Arrêtons-nous devant l’Enfant, Marie et Joseph ; nous sommes là à contempler le Fils de Dieu revêtu de notre chair. Il me revient maintenant à l’esprit le voyage que j’ai fait à Lorette pour visiter la sainte maison, le 15 août 1951, pour une raison qui m’était chère. J’y ai célébré la messe. Je voulais la dire avec recueillement, mais je ne m’attendais pas à la ferveur de la foule. Je n’avais pas prévu que, en ce jour de grande fête, beaucoup de gens des alentours accourraient à Lorette, avec la foi bénie de cette région et l’amour que l’on y porte à la Madonna. Leur piété les poussait à des manifestations un tant soit peu inopportunes, si l’on s’en tient — comment dirais-je ? — au strict point de vue des rites liturgiques.

C’est ainsi que, lorsque je baisais l’autel, aux moments où les rubriques de la messe le prescrivent, trois ou quatre paysannes le baisaient en même temps. J’en fus distrait, mais cela me toucha. Mon attention fut également attirée par la pensée que dans cette sainte maison — où, assure la tradition, vécurent Jésus, Marie et Joseph —sur la table d’autel, sont gravés ces mots : Hic Verbum caro factumest. Là, dans une maison construite de main d’homme, sur un morceau de la terre où nous vivons, Dieu a habité.

Jésus-Christ, Dieu parfait et homme parfait

Le Fils de Dieu s’est fait chair et il est perfectus Deus, perfectus homo, Dieu parfait et homme parfait. Il y a dans ce mystère quelque chose qui devrait émouvoir les chrétiens. J’en fus et j’en demeure ému : j’aimerais retourner à Lorette. J’y vais, par la pensée, revivre les années d’enfance de Jésus, en répétant et en considérant que hic Verbum caro factum est.

Iesus Christus, Deus Homo, Jésus-Christ Dieu-Homme. C’est là une des magnalia Dei, une des merveilles de Dieu, que nous devons méditer et dont nous devons remercier ce Seigneur qui est venu apporter la paix sur la terre aux hommes de bonne volonté, et à tous les hommes qui veulent unir leur volonté à la Volonté suprêmement bonne de Dieu : pas seulement aux riches et aux pauvres mais à tous les hommes, à tous nos frères ! car nous sommes tous frères en Jésus, fils de Dieu, frères du Christ : sa Mère est notre Mère.

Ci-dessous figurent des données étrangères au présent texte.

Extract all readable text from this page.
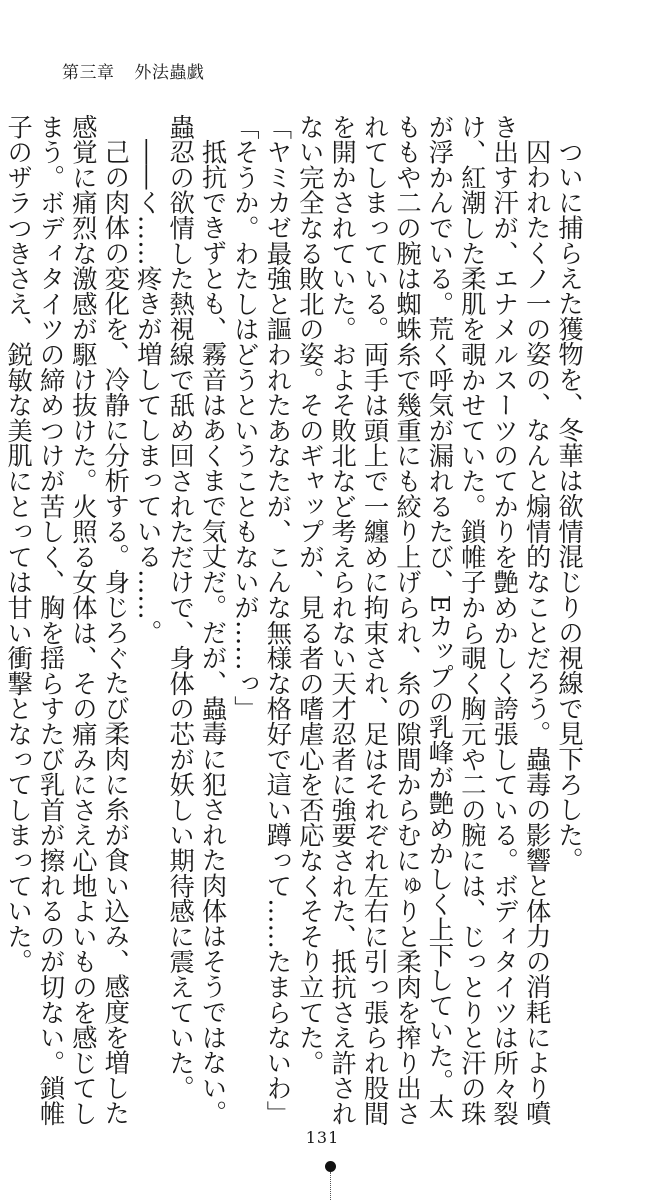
第三章 外法蟲戯
ついに捕らえた獲物を、冬華は欲情混じりの視線で見下ろした。
囚われたくノ一の姿の、なんと煽情的なことだろう。蟲毒の影響と体力の消耗により噴
き出す汗が、エナメルスーツのてかりを艶めかしく誇張している。ボディタイツは所々裂
け、紅潮した柔肌を覗かせていた。鎖帷子から覗く胸元や二の腕には、じっとりと汗の珠
が浮かんでいる。荒く呼気が漏れるたび、Eカップの乳峰が艶めかしく上下していた。太
ももや二の腕は蜘蛛糸で幾重にも絞り上げられ、糸の隙間からむにゅりと柔肉を搾り出さ
れてしまっている。両手は頭上で一纏めに拘束され、足はそれぞれ左右に引っ張られ股間
を開かされていた。およそ敗北など考えられない天才忍者に強要された、抵抗さえ許され
ない完全なる敗北の姿。そのギャップが、見る者の嗜虐心を否応なくそそり立てた。
「ヤミカゼ最強と謳われたあなたが、こんな無様な格好で這い蹲って……たまらないわ」
「そうか。わたしはどうということもないが……っ」
抵抗できずとも、霧音はあくまで気丈だ。だが、蟲毒に犯された肉体はそうではない。
蟲忍の欲情した熱視線で舐め回されただけで、身体の芯が妖しい期待感に震えていた。
――く……疼きが増してしまっている……。
己の肉体の変化を、冷静に分析する。身じろぐたび柔肉に糸が食い込み、感度を増した
感覚に痛烈な激感が駆け抜けた。火照る女体は、その痛みにさえ心地よいものを感じてし
まう。ボディタイツの締めつけが苦しく、胸を揺らすたび乳首が擦れるのが切ない。鎖帷
子のザラつきさえ、鋭敏な美肌にとっては甘い衝撃となってしまっていた。
131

Il n’y a qu’une seule race sur la terre : la race des enfants de Dieu. Nous devons tous parler la même langue, celle que nous apprend notre Père qui est aux cieux : la langue du dialogue de Jésus avec son Père, la langue que l’on parle avec le cœur et avec la tête, celle dont vous vous servez en ce moment dans votre prière. C’est la langue des âmes contemplatives, celle des hommes qui ont une vie spirituelle, parce qu’ils se sont rendu compte de leur filiation divine. C’est une langue qui se caractérise par mille motions de la volonté, par des lumières dans l’intelligence, par des élans du cœur, par des décisions de mener une vie droite dans le bien, la sérénité et la paix.

Il nous faut regarder l’Enfant, notre Amour, dans son berceau. Et il nous faut le regarder en nous sachant devant un mystère. Nous devons, par la foi, accepter ce mystère et, par la foi également, en approfondir le contenu. Et pour cela, nous avons besoin des dispositions d’humilité d’une âme chrétienne — ne pas vouloir réduire la grandeur de Dieu à nos pauvres concepts, à nos explications humaines, mais comprendre que ce mystère, dans son obscurité, est une lumière qui guide la vie des hommes.

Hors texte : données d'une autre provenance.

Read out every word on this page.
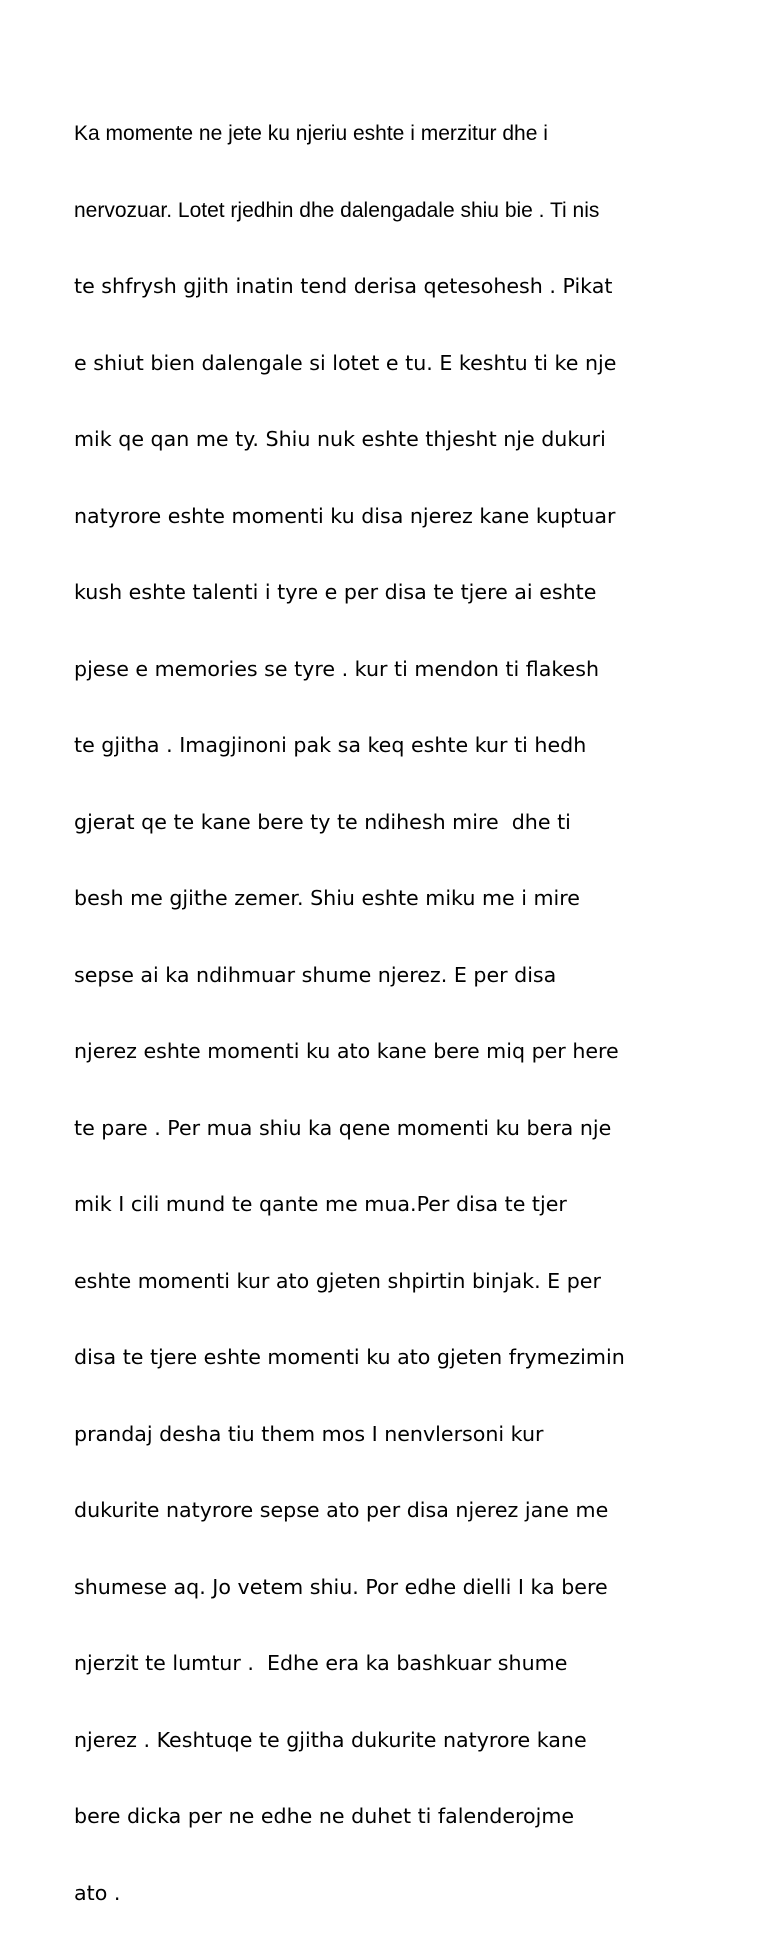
Ka momente ne jete ku njeriu eshte i merzitur dhe i

nervozuar. Lotet rjedhin dhe dalengadale shiu bie . Ti nis

te shfrysh gjith inatin tend derisa qetesohesh . Pikat

e shiut bien dalengale si lotet e tu. E keshtu ti ke nje

mik qe qan me ty. Shiu nuk eshte thjesht nje dukuri

natyrore eshte momenti ku disa njerez kane kuptuar

kush eshte talenti i tyre e per disa te tjere ai eshte

pjese e memories se tyre . kur ti mendon ti flakesh

te gjitha . Imagjinoni pak sa keq eshte kur ti hedh

gjerat qe te kane bere ty te ndihesh mire  dhe ti

besh me gjithe zemer. Shiu eshte miku me i mire

sepse ai ka ndihmuar shume njerez. E per disa

njerez eshte momenti ku ato kane bere miq per here

te pare . Per mua shiu ka qene momenti ku bera nje

mik I cili mund te qante me mua.Per disa te tjer

eshte momenti kur ato gjeten shpirtin binjak. E per

disa te tjere eshte momenti ku ato gjeten frymezimin

prandaj desha tiu them mos I nenvlersoni kur

dukurite natyrore sepse ato per disa njerez jane me

shumese aq. Jo vetem shiu. Por edhe dielli I ka bere

njerzit te lumtur .  Edhe era ka bashkuar shume

njerez . Keshtuqe te gjitha dukurite natyrore kane

bere dicka per ne edhe ne duhet ti falenderojme

ato .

Nous voyons, dit saint Jean Chrysostome, que Jésus est issu de nous et de notre substance humaine, et qu’il est né d’une Mère vierge : mais nous ne comprenons pas comment ce prodige a pu se réaliser. Ne nous fatiguons pas à essayer de le découvrir, mais acceptons plutôt avec humilité ce que Dieu nous a révélé, sans scruter avec curiosité ce que Dieu nous tient caché. Si nous observons cette attitude de respect, nous saurons comprendre et aimer ; et le mystère deviendra pour nous un magnifique enseignement, plus convaincant que tous les raisonnements humains.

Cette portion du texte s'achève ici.